Mr Collins was leading an expedition of 19 assorted off-duty police officers, businessmen and photographers along the Trail - thought to be some of the most rugged hiking terrain in the world.
The discovery was made on 28 August, by one of the members of the expedition - a man who has requested to be referred to only as John.
He had stopped to take a photo of flowers in the canopy, Mr Collins told the BBC.
"If you knew the trek, you don't often look up, because you're watching your footfall the whole time - it's very slippery and muddy, and can be quite dangerous," Mr Collins said.
"John stopped to take a photo of the canopy, and saw something that didn't seem quite right through his viewfinder. He watched it for a little bit longer and the wind blew, and caught it, sending it spinning, and it seemed to be a body."
There was an immediate sense that an exciting discovery had been made, Mr Collins said, and other members of the expedition team were called back to take a look for themselves.
That it was a body was not immediately apparent, Mr Collins said.
"I'll be honest, I couldn't even see it at first, because it was quite high up in the canopy, about 12-15 metres [40-50 feet] up," he said.
But once again the wind blew, and it started spinning and dangling. That was when you could make out the shape of a body.
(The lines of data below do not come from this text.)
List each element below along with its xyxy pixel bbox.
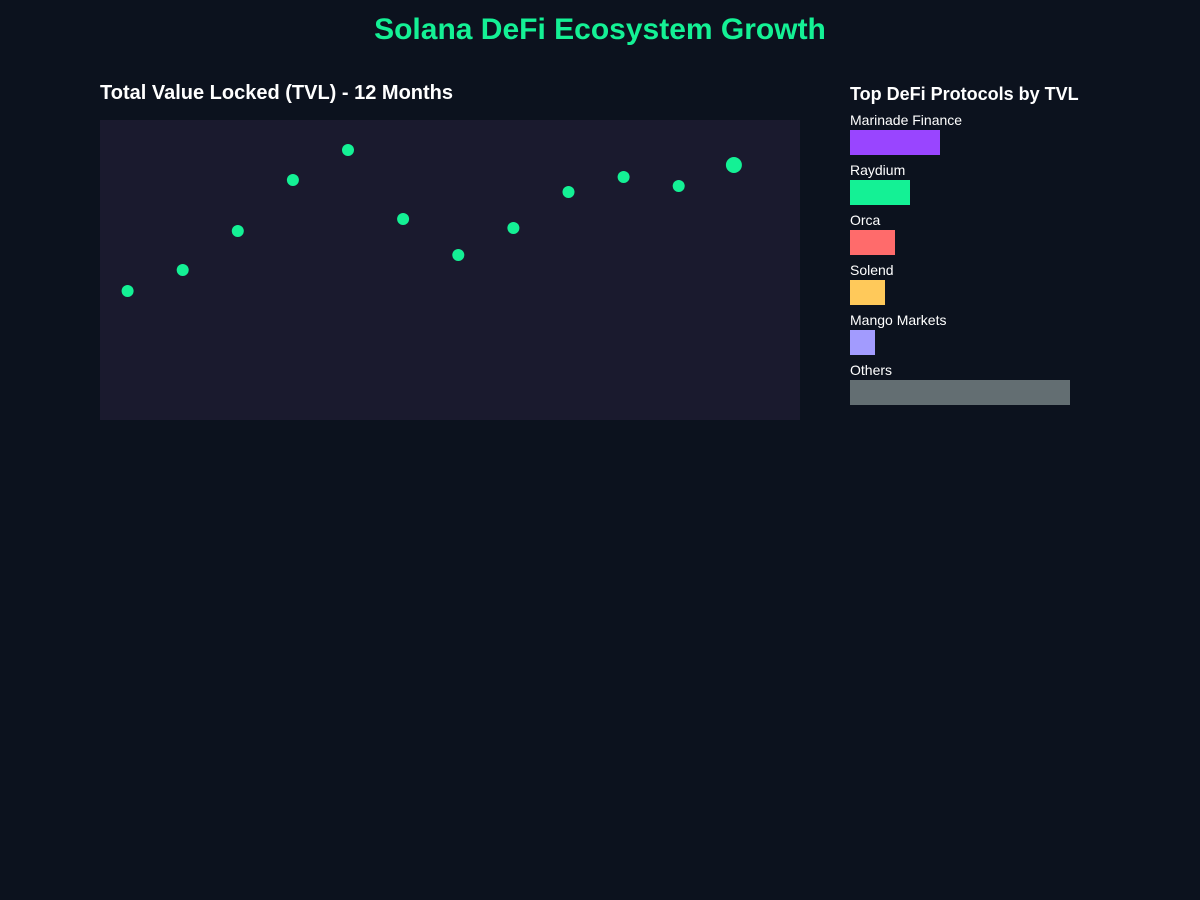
protocol-item: Solend [850, 260, 1170, 310]
data-point[interactable] [342, 144, 354, 156]
tvl-chart-title: Total Value Locked (TVL) - 12 Months [100, 82, 453, 104]
page-title: Solana DeFi Ecosystem Growth [374, 13, 826, 46]
protocol-bar[interactable] [850, 130, 940, 155]
data-point[interactable] [672, 180, 685, 192]
protocol-bar[interactable] [850, 280, 885, 305]
data-point[interactable] [562, 186, 575, 198]
chart-points-group [121, 144, 742, 297]
data-point[interactable] [617, 171, 630, 183]
protocol-label: Marinade Finance [850, 112, 963, 128]
protocol-item: Raydium [850, 160, 1170, 210]
protocol-list: Marinade Finance Raydium Orca Solend Mango M… [850, 110, 1170, 410]
protocol-bar[interactable] [850, 380, 1070, 405]
data-point[interactable] [397, 213, 410, 225]
data-point[interactable] [231, 225, 244, 237]
protocol-label: Solend [850, 262, 894, 278]
protocol-item: Marinade Finance [850, 110, 1170, 160]
data-point[interactable] [286, 174, 299, 186]
data-point[interactable] [507, 222, 520, 234]
protocol-bar[interactable] [850, 330, 875, 355]
tvl-scatter-chart [100, 120, 800, 420]
protocol-item: Mango Markets [850, 310, 1170, 360]
protocol-bar[interactable] [850, 230, 895, 255]
protocol-item: Others [850, 360, 1170, 410]
protocols-panel: Top DeFi Protocols by TVL Marinade Finan… [850, 82, 1170, 410]
protocol-label: Orca [850, 212, 881, 228]
data-point[interactable] [121, 285, 134, 297]
data-point[interactable] [452, 249, 465, 261]
data-point-latest[interactable] [725, 157, 742, 173]
protocol-bar[interactable] [850, 180, 910, 205]
protocol-item: Orca [850, 210, 1170, 260]
chart-background [100, 120, 800, 420]
protocol-label: Mango Markets [850, 312, 947, 328]
protocol-label: Others [850, 362, 893, 378]
data-point[interactable] [176, 264, 189, 276]
protocol-label: Raydium [850, 162, 906, 178]
protocols-title: Top DeFi Protocols by TVL [850, 84, 1079, 104]
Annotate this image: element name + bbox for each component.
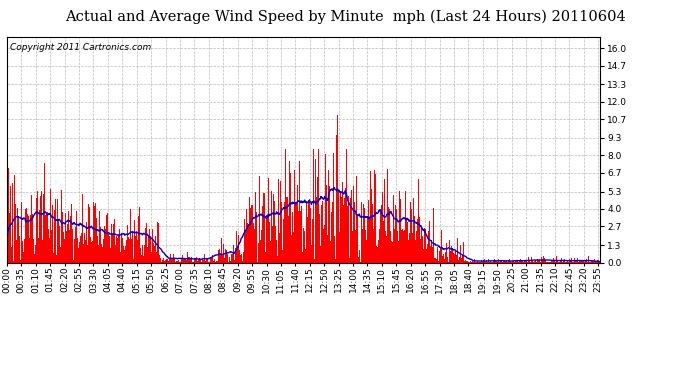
Text: Copyright 2011 Cartronics.com: Copyright 2011 Cartronics.com — [10, 43, 151, 52]
Text: Actual and Average Wind Speed by Minute  mph (Last 24 Hours) 20110604: Actual and Average Wind Speed by Minute … — [65, 9, 625, 24]
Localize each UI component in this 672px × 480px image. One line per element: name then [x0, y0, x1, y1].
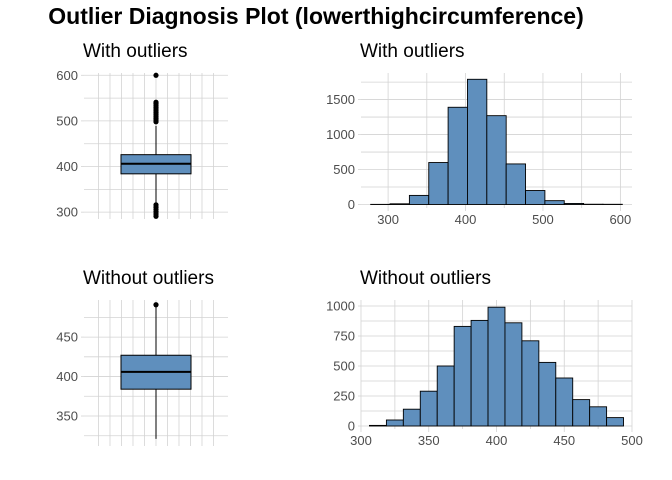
histogram-with-outliers-panel: With outliers 0 500 1000 1500 300 400 500 600 [326, 41, 632, 227]
y-tick-label: 500 [56, 113, 78, 128]
histogram-bar [408, 194, 430, 205]
x-tick-label: 450 [553, 433, 575, 448]
histogram-bar [419, 390, 438, 427]
histogram-bar [504, 322, 523, 427]
histogram-bar [572, 399, 591, 427]
histogram-bar [505, 163, 526, 205]
histogram-bar [589, 406, 608, 427]
boxplot-without-outliers-panel: Without outliers 350 400 450 [56, 268, 228, 446]
outlier-point [153, 202, 159, 208]
boxplot-with-outliers-panel: With outliers 300 400 500 600 [56, 41, 228, 220]
histogram-bar [563, 203, 585, 205]
bars-layer [370, 78, 623, 205]
histogram-bar [428, 162, 449, 205]
outlier-point [153, 72, 159, 78]
outlier-point [153, 99, 159, 105]
histogram-bar [467, 78, 488, 205]
y-tick-label: 450 [56, 330, 78, 345]
x-tick-label: 500 [532, 212, 554, 227]
y-tick-label: 350 [56, 409, 78, 424]
panel-title: Without outliers [83, 268, 214, 289]
panel-title: Without outliers [360, 268, 491, 289]
histogram-without-outliers-panel: Without outliers 0 250 500 750 1000 300 350 400… [326, 268, 643, 448]
histogram-bar [606, 417, 624, 427]
y-tick-label: 500 [333, 359, 355, 374]
y-tick-label: 1000 [326, 127, 355, 142]
y-tick-label: 0 [348, 419, 355, 434]
y-tick-label: 0 [348, 197, 355, 212]
grid-layer: 300 400 500 600 [56, 68, 228, 220]
main-title: Outlier Diagnosis Plot (lowerthighcircum… [48, 3, 583, 29]
panel-title: With outliers [360, 41, 465, 62]
histogram-bar [389, 203, 410, 205]
y-tick-label: 250 [333, 389, 355, 404]
y-tick-label: 500 [333, 162, 355, 177]
y-tick-label: 1500 [326, 92, 355, 107]
y-tick-label: 750 [333, 329, 355, 344]
x-tick-label: 300 [377, 212, 399, 227]
y-tick-label: 300 [56, 205, 78, 220]
x-tick-label: 600 [610, 212, 632, 227]
outlier-point [153, 302, 159, 308]
histogram-bar [402, 408, 421, 427]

But it was covered in moss, and if it had been me, I would never have discovered it, even looking straight at it, but when it started swinging back and forth, you could see the shape of it.
"And when it swung backwards it had around it what looked like a sort of aluminium frame or harness, and it appeared to be caught in a cable in the tree."
The assumption at this point, said Mr Collins, is that the body - if it is a body - is that of an airman who was wearing some kind of parachute harness at the time of his death.
One expedition member even thought he could make out a moss-covered pair of flying goggles around the corpse's neck.